Reputation: 580
Background
Currently working on a windows form app which I asked to create. I have ran into an issue where the UI freezes when a resource intensive process is being called. I am currently using threading from which I understand is used to prevent the UI from freezing and taking over the entire pc.
Question
Currently when I am using threading to call a method in my base class which is to open a file that is located on a remote server. This method has a delay of approximately 30 to 45 seconds. I am creating my background thread and invoking it to start. When invoked to start if fires, however when it fired it would not wait for my thread to complete basically giving me a null exception. So after some digging I found that in order to wait for the thread to complete you had to invoke the .Join()
. However when the Join is invoked it froze my UI completely. So my ingenuity tried to create a work around and created a while loop that would until the thread is no longer alive and continue. However, this also froze the UI. So am I missing something?

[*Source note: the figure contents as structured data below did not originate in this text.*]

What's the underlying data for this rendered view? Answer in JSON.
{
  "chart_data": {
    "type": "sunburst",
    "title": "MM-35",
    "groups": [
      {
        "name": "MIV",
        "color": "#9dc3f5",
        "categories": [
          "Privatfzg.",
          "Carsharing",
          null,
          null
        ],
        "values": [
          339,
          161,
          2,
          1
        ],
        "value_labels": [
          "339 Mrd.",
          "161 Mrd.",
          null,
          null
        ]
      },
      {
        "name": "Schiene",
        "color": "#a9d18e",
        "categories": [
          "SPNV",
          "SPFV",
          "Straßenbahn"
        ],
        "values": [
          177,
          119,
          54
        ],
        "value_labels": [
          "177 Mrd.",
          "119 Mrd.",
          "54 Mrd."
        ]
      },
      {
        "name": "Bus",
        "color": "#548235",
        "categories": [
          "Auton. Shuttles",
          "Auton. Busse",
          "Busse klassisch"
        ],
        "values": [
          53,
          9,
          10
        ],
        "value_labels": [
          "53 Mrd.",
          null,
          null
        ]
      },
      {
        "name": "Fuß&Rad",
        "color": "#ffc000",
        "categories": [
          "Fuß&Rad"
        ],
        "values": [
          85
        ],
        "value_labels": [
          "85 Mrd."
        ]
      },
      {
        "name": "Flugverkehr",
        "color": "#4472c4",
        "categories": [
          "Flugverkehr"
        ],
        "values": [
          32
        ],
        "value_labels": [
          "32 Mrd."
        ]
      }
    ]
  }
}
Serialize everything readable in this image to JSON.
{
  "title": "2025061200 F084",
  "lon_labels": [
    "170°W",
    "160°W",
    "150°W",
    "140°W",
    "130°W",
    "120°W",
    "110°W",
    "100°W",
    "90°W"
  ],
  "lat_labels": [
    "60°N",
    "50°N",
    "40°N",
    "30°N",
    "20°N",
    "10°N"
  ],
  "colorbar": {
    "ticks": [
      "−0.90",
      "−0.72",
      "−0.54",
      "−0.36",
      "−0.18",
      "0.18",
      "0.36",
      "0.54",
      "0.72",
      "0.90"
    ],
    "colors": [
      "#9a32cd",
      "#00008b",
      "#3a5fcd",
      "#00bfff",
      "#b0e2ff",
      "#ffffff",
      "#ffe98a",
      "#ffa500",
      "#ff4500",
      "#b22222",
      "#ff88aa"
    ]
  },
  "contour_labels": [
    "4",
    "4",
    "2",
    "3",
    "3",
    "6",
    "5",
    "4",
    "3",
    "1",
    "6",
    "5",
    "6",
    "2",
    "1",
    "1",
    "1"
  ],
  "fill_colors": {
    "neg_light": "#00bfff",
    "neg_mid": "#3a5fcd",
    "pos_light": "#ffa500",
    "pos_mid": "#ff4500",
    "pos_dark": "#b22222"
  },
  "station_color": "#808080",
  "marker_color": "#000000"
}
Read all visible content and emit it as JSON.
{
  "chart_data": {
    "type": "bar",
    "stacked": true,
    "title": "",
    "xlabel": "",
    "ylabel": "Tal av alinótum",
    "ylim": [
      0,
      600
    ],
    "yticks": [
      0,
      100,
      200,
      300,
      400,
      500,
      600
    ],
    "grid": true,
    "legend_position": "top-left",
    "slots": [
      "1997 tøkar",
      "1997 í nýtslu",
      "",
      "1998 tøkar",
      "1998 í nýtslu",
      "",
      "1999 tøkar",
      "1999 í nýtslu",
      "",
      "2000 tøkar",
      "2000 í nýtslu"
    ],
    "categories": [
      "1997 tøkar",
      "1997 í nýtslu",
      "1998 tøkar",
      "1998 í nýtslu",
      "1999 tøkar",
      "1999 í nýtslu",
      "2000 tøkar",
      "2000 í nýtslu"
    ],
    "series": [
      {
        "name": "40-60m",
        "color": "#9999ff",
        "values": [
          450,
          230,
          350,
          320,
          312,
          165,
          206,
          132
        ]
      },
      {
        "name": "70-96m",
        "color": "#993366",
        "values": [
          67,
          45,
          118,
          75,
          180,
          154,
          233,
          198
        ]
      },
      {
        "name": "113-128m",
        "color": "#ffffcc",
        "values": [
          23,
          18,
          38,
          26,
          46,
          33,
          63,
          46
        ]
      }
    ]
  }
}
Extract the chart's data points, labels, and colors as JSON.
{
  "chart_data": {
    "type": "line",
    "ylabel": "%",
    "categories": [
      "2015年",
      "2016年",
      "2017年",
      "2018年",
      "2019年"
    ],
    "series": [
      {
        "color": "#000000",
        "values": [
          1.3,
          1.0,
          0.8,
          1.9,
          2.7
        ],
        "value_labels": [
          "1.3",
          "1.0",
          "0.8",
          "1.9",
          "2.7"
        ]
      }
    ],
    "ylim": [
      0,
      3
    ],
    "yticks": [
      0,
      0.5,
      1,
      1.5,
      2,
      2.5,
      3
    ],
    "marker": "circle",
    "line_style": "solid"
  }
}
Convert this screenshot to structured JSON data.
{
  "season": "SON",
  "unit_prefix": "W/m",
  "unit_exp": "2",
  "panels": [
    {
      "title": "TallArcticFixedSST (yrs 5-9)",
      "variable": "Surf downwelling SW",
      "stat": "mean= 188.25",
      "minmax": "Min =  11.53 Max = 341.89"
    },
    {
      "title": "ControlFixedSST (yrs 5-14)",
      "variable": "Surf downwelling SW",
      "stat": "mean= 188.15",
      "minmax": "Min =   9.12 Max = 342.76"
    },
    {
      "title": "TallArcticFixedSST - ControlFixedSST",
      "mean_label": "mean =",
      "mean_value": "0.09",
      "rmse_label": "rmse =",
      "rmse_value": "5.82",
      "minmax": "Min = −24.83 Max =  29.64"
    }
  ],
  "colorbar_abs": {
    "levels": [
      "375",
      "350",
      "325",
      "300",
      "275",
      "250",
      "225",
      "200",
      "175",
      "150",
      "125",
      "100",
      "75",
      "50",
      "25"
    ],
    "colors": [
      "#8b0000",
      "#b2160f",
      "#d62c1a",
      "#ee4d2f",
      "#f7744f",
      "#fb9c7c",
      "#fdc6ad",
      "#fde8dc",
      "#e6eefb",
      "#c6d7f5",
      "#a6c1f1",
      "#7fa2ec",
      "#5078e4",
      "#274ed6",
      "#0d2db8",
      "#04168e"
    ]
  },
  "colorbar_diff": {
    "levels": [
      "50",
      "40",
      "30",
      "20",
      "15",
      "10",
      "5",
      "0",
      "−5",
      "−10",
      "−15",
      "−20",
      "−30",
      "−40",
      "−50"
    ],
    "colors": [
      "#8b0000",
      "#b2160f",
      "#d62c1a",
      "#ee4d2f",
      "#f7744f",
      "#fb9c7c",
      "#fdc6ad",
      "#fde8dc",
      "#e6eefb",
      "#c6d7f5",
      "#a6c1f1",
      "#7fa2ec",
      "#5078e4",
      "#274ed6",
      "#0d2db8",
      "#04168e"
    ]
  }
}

That is not mention in MSDN Doc
Code Sample
class BaseClass
{
public CWClient ClientFileContext(string clientFile, bool compress)
{
Client clientContext = null;
try
{
if (compress == true)
{
clientContext = appInstance.Clients.Open2(clientFile, superUser, passWord, OpenFlags.ofCompressed);
}
else
{
clientContext = appInstance.Clients.Open2(clientFile, superUser, passWord, OpenFlags.ofNone);
}
}
catch (Exception ex)
{
//TODO
}
return clientContext;
}
}
public partial class Form1 : Form
{
private void button1_Click(object sender, EventArgs e)
{
BaseClass wpSec = new BaseClass();
CWClient client = null;
Thread backgroundThread = new Thread(
new ThreadStart(() =>
{
client = wpSec.ClientFileContext(selectedFileFullPath, true);
}
));
backgroundThread.Start();
//backgroundThread.Join(); << Freezes the UI
var whyAreYouNotWorking = "Stop";
}
}
Work around I tried
while (backgroundThread.IsAlive == true)
{
for (int n = 0; n < 100; n++)
{
Thread.Sleep(500);
progressBar1.BeginInvoke(new Action(() => progressBar1.Value = n));
}
}
// This also freezes the UI
Upvotes: 1
Views: 2567
Reputation: 7010
I would also look into the async
and await
pattern for this. Explained in this post: Using async await still freezes GUI
Your code should be similar to this (Baseclass doesn't change) :
public partial class Form1 : Form
{
private async void button1_Click(object sender, EventArgs e)
{
BaseClass wpSec = new BaseClass();
CWClient client = await Task.Run(() =>
{
return wpSec.ClientFileContext(selectedFileFullPath, true);
}
);
var whyAreYouNotWorking = "Stop";
}
}
This is back-of-the-envelope stuff, but hopefully that gives the basic idea of launching a task, then awaiting the result in an async
method. If you don't need your BaseClass hanging around, that can be in the lambda too, leaving you only what you really want.
That link from @Chris Dunaway above is also excellent. http://blog.stephencleary.com/2013/08/taskrun-vs-backgroundworker-round-3.html
Edit: As @BradlyUffner mentions, this is also one of the few times you should use async void
and should rather prefer returning Task
or Task<T>
in virtually all other circumstances.